Risk and Vulnerability Assessment of Energy-Transportation Infrastructure Systems to Extreme Weather
Jiawei Wang, Qinglai Guo, Hongbin Sun
TL;DR
This paper addresses risk and vulnerability assessment of interdependent energy-transportation infrastructures under extreme weather by modeling electricity, heating, and transportation as a unified system. It develops a Monte Carlo framework based on Latin hypercube sampling $LHS$ and a time-expanded, spatiotemporal network-flow representation to simulate damage propagation and quantify performance across coupled networks with multiple emergency decisions, using objective functions such as $F^{\text{PN}}$, $F^{\text{HN}}$, and $F^{\text{TN}}$. To enable scalable and privacy-preserving analysis, the authors introduce a direct vulnerability metric with reinforcement utility $U^{\text{Abs}}_{b}$ and $U^{\text{Rel}}_{b}$, and a neural network surrogate approach that trains sub-networks on boundary variables and embeds surrogates into the full model for rapid, privacy-protected evaluation. Numerical experiments on a 33/27/33-node testbed under a rainstorm/typhoon scenario demonstrate meaningful risk reduction through multi-type emergency decisions and show that the surrogate-based SP method achieves substantial speedups while closely matching the baseline Monte Carlo results.
Abstract
The interaction between extreme weather events and interdependent critical infrastructure systems involves complex spatiotemporal dynamics. Multi-type emergency decisions within energy-transportation infrastructures significantly influence system performance throughout the extreme weather process. A comprehensive assessment of these factors faces challenges in model complexity and heterogeneity between energy and transportation systems. This paper proposes an assessment framework that accommodates multiple types of emergency decisions. It integrates the heterogeneous energy and transportation infrastructures in the form of a network flow model to simulate and quantify the impact of extreme weather events on the energy-transportation infrastructure system.
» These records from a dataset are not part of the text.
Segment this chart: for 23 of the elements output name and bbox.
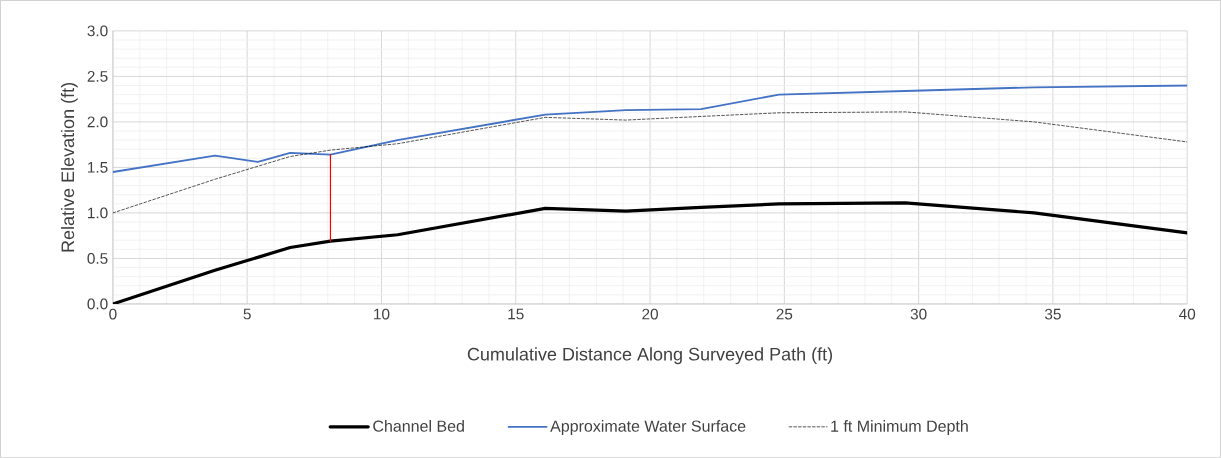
- y-tick-label: 0.0: [87, 298, 108, 310]
- x-tick-label: 10: [374, 308, 390, 320]
- x-tick-label: 20: [642, 308, 658, 320]
- x-tick-label: 5: [243, 308, 251, 320]
- y-tick-label: 2.5: [87, 71, 108, 82]
- legend-label: 1 ft Minimum Depth: [831, 420, 968, 436]
- y-tick-label: 1.0: [88, 207, 108, 219]
- line-series: [112, 111, 1188, 214]
- y-axis-title: Relative Elevation (ft): [60, 83, 78, 252]
- x-tick-label: 25: [776, 308, 793, 320]
- x-axis-title: Cumulative Distance Along Surveyed Path (ft): [467, 347, 833, 365]
- y-tick-label: 2.0: [87, 116, 108, 128]
- y-tick-label: 0.5: [87, 253, 108, 264]
- legend-label: Approximate Water Surface: [550, 420, 746, 436]
- x-tick-label: 35: [1044, 308, 1061, 320]
- x-tick-label: 40: [1179, 308, 1196, 320]
- legend-label: Channel Bed: [373, 420, 464, 432]
- line-series: [112, 84, 1188, 173]
- x-tick-label: 0: [109, 308, 117, 320]
- y-tick-label: 3.0: [87, 25, 108, 37]
- x-tick-label: 15: [508, 308, 524, 320]
- y-tick-label: 1.5: [88, 162, 108, 173]
- x-tick-label: 30: [910, 308, 927, 320]
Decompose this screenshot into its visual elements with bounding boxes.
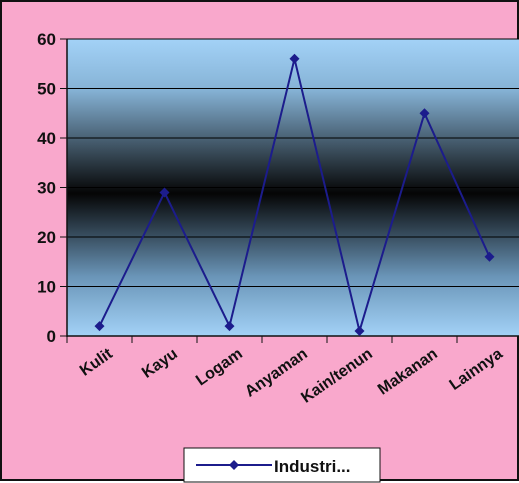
y-tick-label: 40: [37, 129, 56, 148]
x-tick-label: Makanan: [375, 345, 441, 398]
legend-marker: [229, 460, 239, 470]
legend-label: Industri...: [274, 457, 351, 476]
x-tick-label: Kain/tenun: [298, 345, 375, 406]
data-point: [484, 251, 495, 262]
x-tick-label: Logam: [193, 345, 246, 389]
x-tick-label: Lainnya: [447, 345, 506, 394]
x-tick-label: Kulit: [77, 345, 116, 380]
data-point: [354, 326, 365, 337]
y-tick-label: 0: [47, 327, 56, 346]
legend: Industri...: [183, 447, 381, 483]
y-tick-label: 30: [37, 179, 56, 198]
y-tick-label: 10: [37, 278, 56, 297]
x-tick-label: Kayu: [139, 345, 181, 381]
y-tick-label: 20: [37, 228, 56, 247]
data-point: [224, 321, 235, 332]
data-point: [289, 53, 300, 64]
data-point: [94, 321, 105, 332]
y-tick-label: 60: [37, 30, 56, 49]
data-point: [419, 108, 430, 119]
data-point: [159, 187, 170, 198]
y-tick-label: 50: [37, 80, 56, 99]
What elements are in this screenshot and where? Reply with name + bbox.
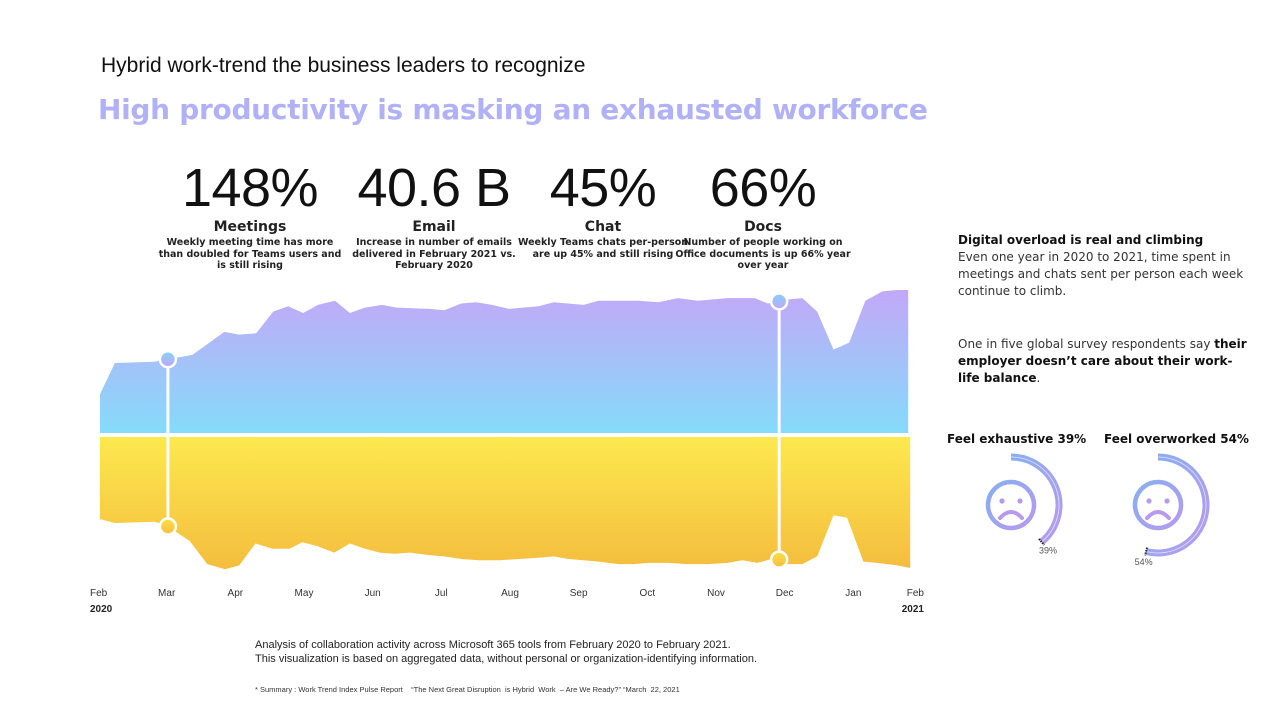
stat-description: Weekly Teams chats per-person are up 45%… — [517, 237, 689, 260]
source-citation: * Summary : Work Trend Index Pulse Repor… — [255, 685, 680, 694]
x-tick-label: Mar — [158, 588, 176, 599]
overload-title: Digital overload is real and climbing — [958, 233, 1204, 247]
x-tick-label: Jan — [845, 588, 861, 599]
stat-value: 66% — [709, 158, 817, 218]
gauge-end-marker — [1038, 538, 1045, 546]
lower-activity-area — [100, 435, 911, 570]
x-tick-label: Feb — [907, 588, 925, 599]
stat-value: 45% — [549, 158, 657, 218]
overload-text: Even one year in 2020 to 2021, time spen… — [958, 250, 1244, 298]
stat-description: Increase in number of emails delivered i… — [352, 237, 516, 271]
stat-email: 40.6 B Email Increase in number of email… — [339, 158, 529, 272]
page-subtitle: Hybrid work-trend the business leaders t… — [101, 54, 586, 77]
highlight-dot-bottom-dec — [769, 550, 789, 569]
highlight-dot-top-mar — [158, 350, 178, 369]
stat-meetings: 148% Meetings Weekly meeting time has mo… — [155, 158, 345, 272]
gauge-overworked: 54% — [1132, 453, 1210, 567]
x-year-start: 2020 — [90, 604, 113, 615]
gauge-arc-highlight — [1145, 456, 1207, 554]
gauge-title-overworked: Feel overworked 54% — [1104, 432, 1249, 446]
highlight-dot-top-dec — [769, 292, 789, 311]
overload-text-block: Digital overload is real and climbing Ev… — [958, 232, 1248, 300]
stat-label: Docs — [744, 219, 782, 235]
page-headline: High productivity is masking an exhauste… — [98, 93, 928, 126]
x-tick-label: Oct — [640, 588, 656, 599]
stat-value: 148% — [181, 158, 319, 218]
x-tick-label: Apr — [228, 588, 244, 599]
stat-value: 40.6 B — [357, 158, 511, 218]
sad-face-icon — [985, 479, 1037, 531]
x-year-end: 2021 — [902, 604, 925, 615]
x-tick-label: May — [295, 588, 314, 599]
x-tick-label: Jun — [365, 588, 381, 599]
stat-label: Chat — [584, 219, 622, 235]
stat-label: Email — [412, 219, 456, 235]
gauge-arc-highlight — [1010, 456, 1060, 543]
x-tick-label: Aug — [501, 588, 519, 599]
survey-text-bold: their employer doesn’t care about their … — [958, 337, 1247, 385]
gauge-percent-label: 54% — [1135, 557, 1153, 567]
highlight-dot-bottom-mar — [158, 517, 178, 536]
survey-text: One in five global survey respondents sa… — [958, 337, 1215, 351]
gauge-exhaustive: 39% — [985, 453, 1063, 556]
stat-label: Meetings — [213, 219, 287, 235]
survey-text-block: One in five global survey respondents sa… — [958, 336, 1248, 387]
x-tick-label: Feb — [90, 588, 108, 599]
x-tick-label: Sep — [570, 588, 588, 599]
x-tick-label: Nov — [707, 588, 725, 599]
analysis-note-line1: Analysis of collaboration activity acros… — [255, 639, 731, 651]
survey-text-end: . — [1036, 371, 1041, 385]
stat-chat: 45% Chat Weekly Teams chats per-person a… — [508, 158, 698, 260]
upper-activity-area — [100, 290, 909, 435]
stat-description: Weekly meeting time has more than double… — [158, 237, 342, 271]
analysis-note-line2: This visualization is based on aggregate… — [255, 653, 758, 665]
gauge-percent-label: 39% — [1039, 546, 1057, 556]
x-tick-label: Jul — [435, 588, 448, 599]
stat-description: Number of people working on Office docum… — [675, 237, 851, 271]
analysis-note: Analysis of collaboration activity acros… — [255, 638, 757, 666]
gauge-end-marker — [1144, 547, 1149, 556]
x-tick-label: Dec — [776, 588, 794, 599]
sad-face-icon — [1132, 479, 1184, 531]
gauge-arc — [1145, 453, 1210, 557]
stat-docs: 66% Docs Number of people working on Off… — [668, 158, 858, 272]
gauge-title-exhaustive: Feel exhaustive 39% — [947, 432, 1087, 446]
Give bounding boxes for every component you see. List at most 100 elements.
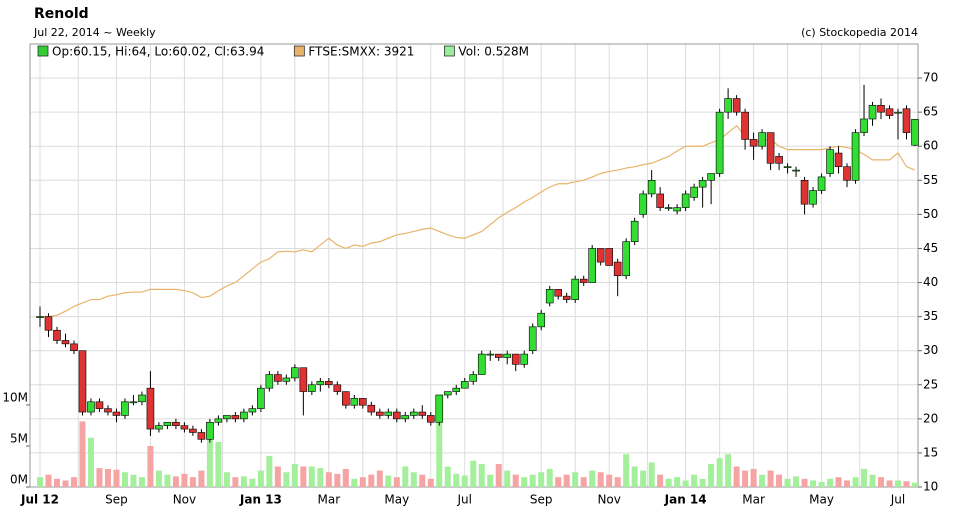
candle-body	[384, 411, 393, 416]
volume-bar	[725, 454, 732, 487]
candle-body	[809, 190, 817, 205]
candle-body	[851, 132, 860, 181]
candle-body	[231, 415, 240, 420]
y-tick-label: 10	[923, 480, 938, 494]
candle-body	[367, 404, 376, 413]
candle-body	[197, 432, 206, 440]
candle-body	[95, 401, 104, 409]
volume-bar	[563, 474, 570, 487]
volume-bar	[240, 476, 247, 487]
volume-bar	[691, 474, 698, 487]
volume-bar	[427, 478, 434, 487]
volume-bar	[181, 473, 188, 487]
candle-body	[87, 401, 95, 413]
candle-body	[426, 415, 435, 423]
volume-bar	[699, 478, 706, 487]
volume-bar	[818, 482, 825, 487]
candle-body	[469, 374, 478, 382]
volume-bar	[104, 468, 111, 487]
candle-body	[783, 166, 792, 168]
candle-body	[843, 166, 851, 181]
candle-body	[409, 411, 418, 416]
candle-body	[257, 387, 265, 409]
candle-body	[588, 248, 596, 283]
candle-body	[308, 384, 316, 392]
volume-bar	[750, 468, 757, 487]
volume-bar	[640, 470, 647, 487]
candle-body	[78, 350, 87, 413]
candle-body	[707, 173, 715, 181]
candle-body	[180, 425, 189, 430]
candle-body	[528, 326, 537, 351]
volume-bar	[759, 474, 766, 487]
volume-bar	[674, 477, 681, 487]
volume-bar	[546, 468, 553, 487]
volume-bar	[283, 472, 290, 487]
volume-bar	[903, 481, 910, 487]
x-tick-label: Jul	[890, 493, 905, 507]
volume-bar	[631, 466, 638, 487]
candle-body	[613, 261, 622, 277]
volume-bar	[70, 477, 77, 487]
volume-bar	[351, 478, 358, 487]
candle-body	[61, 340, 70, 345]
candle-body	[511, 353, 520, 365]
candle-body	[860, 118, 868, 133]
volume-bar	[504, 470, 511, 487]
volume-bar	[291, 464, 298, 487]
volume-bar	[495, 464, 502, 487]
candle-body	[503, 353, 512, 358]
x-tick-label: May	[384, 493, 409, 507]
volume-bar	[657, 474, 664, 487]
candle-body	[902, 108, 911, 133]
y-tick-label: 60	[923, 139, 938, 153]
volume-bar	[623, 454, 630, 487]
candle-body	[376, 411, 384, 416]
volume-bar	[529, 474, 536, 487]
volume-bar	[359, 477, 366, 487]
candle-body	[189, 428, 197, 433]
candle-body	[766, 132, 775, 164]
candle-body	[817, 176, 826, 191]
candle-body	[477, 353, 486, 375]
volume-bar	[512, 474, 519, 487]
candle-body	[894, 111, 902, 114]
volume-bar	[45, 474, 52, 487]
volume-bar	[844, 480, 851, 487]
candle-body	[129, 401, 138, 404]
volume-bar	[266, 455, 273, 487]
y-tick-label: 55	[923, 173, 938, 187]
x-tick-label: Mar	[742, 493, 765, 507]
volume-bar	[53, 478, 60, 487]
y-tick-label: 70	[923, 71, 938, 85]
volume-bar	[436, 404, 443, 487]
legend-label: Vol: 0.528M	[458, 45, 529, 59]
volume-bar	[810, 480, 817, 487]
volume-bar	[852, 477, 859, 487]
candle-body	[554, 289, 563, 297]
candle-body	[155, 425, 163, 430]
candle-body	[138, 394, 146, 403]
x-tick-label: Nov	[173, 493, 196, 507]
candle-body	[460, 381, 469, 389]
y-tick-label: 15	[923, 445, 938, 459]
y-tick-label: 20	[923, 411, 938, 425]
candle-body	[53, 329, 61, 341]
volume-bar	[232, 477, 239, 487]
volume-bar	[198, 470, 205, 487]
volume-bar	[300, 466, 307, 487]
subtitle: Jul 22, 2014 ~ Weekly	[33, 26, 156, 39]
volume-bar	[801, 478, 808, 487]
volume-bar	[189, 477, 196, 487]
candle-body	[70, 343, 78, 351]
candle-body	[452, 387, 461, 392]
candle-body	[274, 374, 282, 382]
candle-body	[690, 186, 698, 198]
volume-bar	[368, 474, 375, 487]
candle-body	[325, 381, 333, 386]
volume-bar	[716, 458, 723, 487]
candle-body	[545, 289, 554, 304]
volume-bar	[912, 482, 918, 487]
candle-body	[622, 241, 630, 277]
candle-body	[579, 278, 588, 283]
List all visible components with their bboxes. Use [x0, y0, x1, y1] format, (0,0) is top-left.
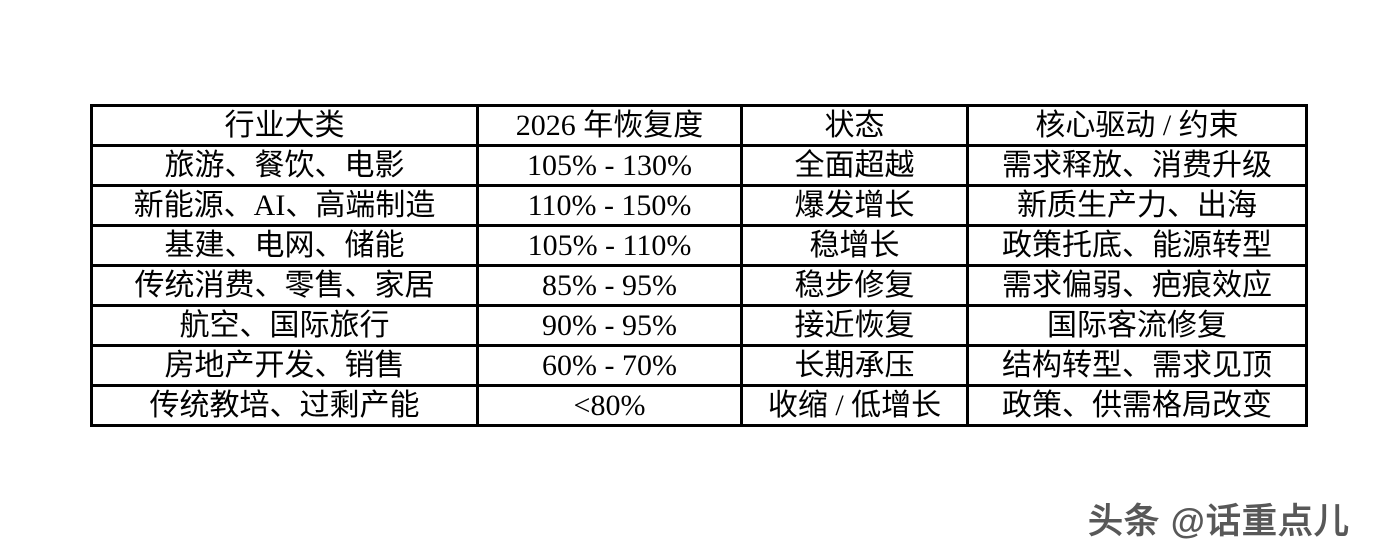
recovery-cell: <80% — [476, 384, 743, 427]
driver-cell: 政策、供需格局改变 — [966, 384, 1308, 427]
driver-cell: 需求偏弱、疤痕效应 — [966, 264, 1308, 307]
status-cell: 爆发增长 — [740, 184, 969, 227]
recovery-cell: 85% - 95% — [476, 264, 743, 307]
table-row: 基建、电网、储能 105% - 110% 稳增长 政策托底、能源转型 — [90, 224, 1308, 267]
driver-cell: 需求释放、消费升级 — [966, 144, 1308, 187]
recovery-cell: 105% - 110% — [476, 224, 743, 267]
table-row: 传统消费、零售、家居 85% - 95% 稳步修复 需求偏弱、疤痕效应 — [90, 264, 1308, 307]
industry-cell: 房地产开发、销售 — [90, 344, 479, 387]
industry-cell: 传统消费、零售、家居 — [90, 264, 479, 307]
industry-cell: 航空、国际旅行 — [90, 304, 479, 347]
table-row: 旅游、餐饮、电影 105% - 130% 全面超越 需求释放、消费升级 — [90, 144, 1308, 187]
column-header-industry: 行业大类 — [90, 104, 479, 147]
table-row: 新能源、AI、高端制造 110% - 150% 爆发增长 新质生产力、出海 — [90, 184, 1308, 227]
industry-cell: 新能源、AI、高端制造 — [90, 184, 479, 227]
column-header-status: 状态 — [740, 104, 969, 147]
status-cell: 收缩 / 低增长 — [740, 384, 969, 427]
status-cell: 全面超越 — [740, 144, 969, 187]
industry-cell: 基建、电网、储能 — [90, 224, 479, 267]
table-header-row: 行业大类 2026 年恢复度 状态 核心驱动 / 约束 — [90, 104, 1308, 147]
column-header-driver: 核心驱动 / 约束 — [966, 104, 1308, 147]
industry-cell: 传统教培、过剩产能 — [90, 384, 479, 427]
column-header-recovery: 2026 年恢复度 — [476, 104, 743, 147]
recovery-cell: 90% - 95% — [476, 304, 743, 347]
recovery-cell: 110% - 150% — [476, 184, 743, 227]
driver-cell: 政策托底、能源转型 — [966, 224, 1308, 267]
table-row: 航空、国际旅行 90% - 95% 接近恢复 国际客流修复 — [90, 304, 1308, 347]
table-row: 房地产开发、销售 60% - 70% 长期承压 结构转型、需求见顶 — [90, 344, 1308, 387]
driver-cell: 新质生产力、出海 — [966, 184, 1308, 227]
status-cell: 稳步修复 — [740, 264, 969, 307]
status-cell: 长期承压 — [740, 344, 969, 387]
driver-cell: 结构转型、需求见顶 — [966, 344, 1308, 387]
industry-recovery-table: 行业大类 2026 年恢复度 状态 核心驱动 / 约束 旅游、餐饮、电影 105… — [90, 104, 1308, 427]
status-cell: 稳增长 — [740, 224, 969, 267]
table-row: 传统教培、过剩产能 <80% 收缩 / 低增长 政策、供需格局改变 — [90, 384, 1308, 427]
toutiao-watermark: 头条 @话重点儿 — [1088, 502, 1350, 541]
industry-cell: 旅游、餐饮、电影 — [90, 144, 479, 187]
driver-cell: 国际客流修复 — [966, 304, 1308, 347]
recovery-cell: 60% - 70% — [476, 344, 743, 387]
recovery-cell: 105% - 130% — [476, 144, 743, 187]
status-cell: 接近恢复 — [740, 304, 969, 347]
Based on this framework, a targeted method for identifying system vulnerabilities is further introduced, utilizing a neural network surrogate that achieves privacy protection and evaluation acceleration while maintaining consideration of system interdependencies. Numerical experiments demonstrate that the proposed framework and method can reveal the risk levels faced by urban infrastructure systems, identify weak points that should be prioritized for reinforcement, and strike a balance between accuracy and evaluation speed.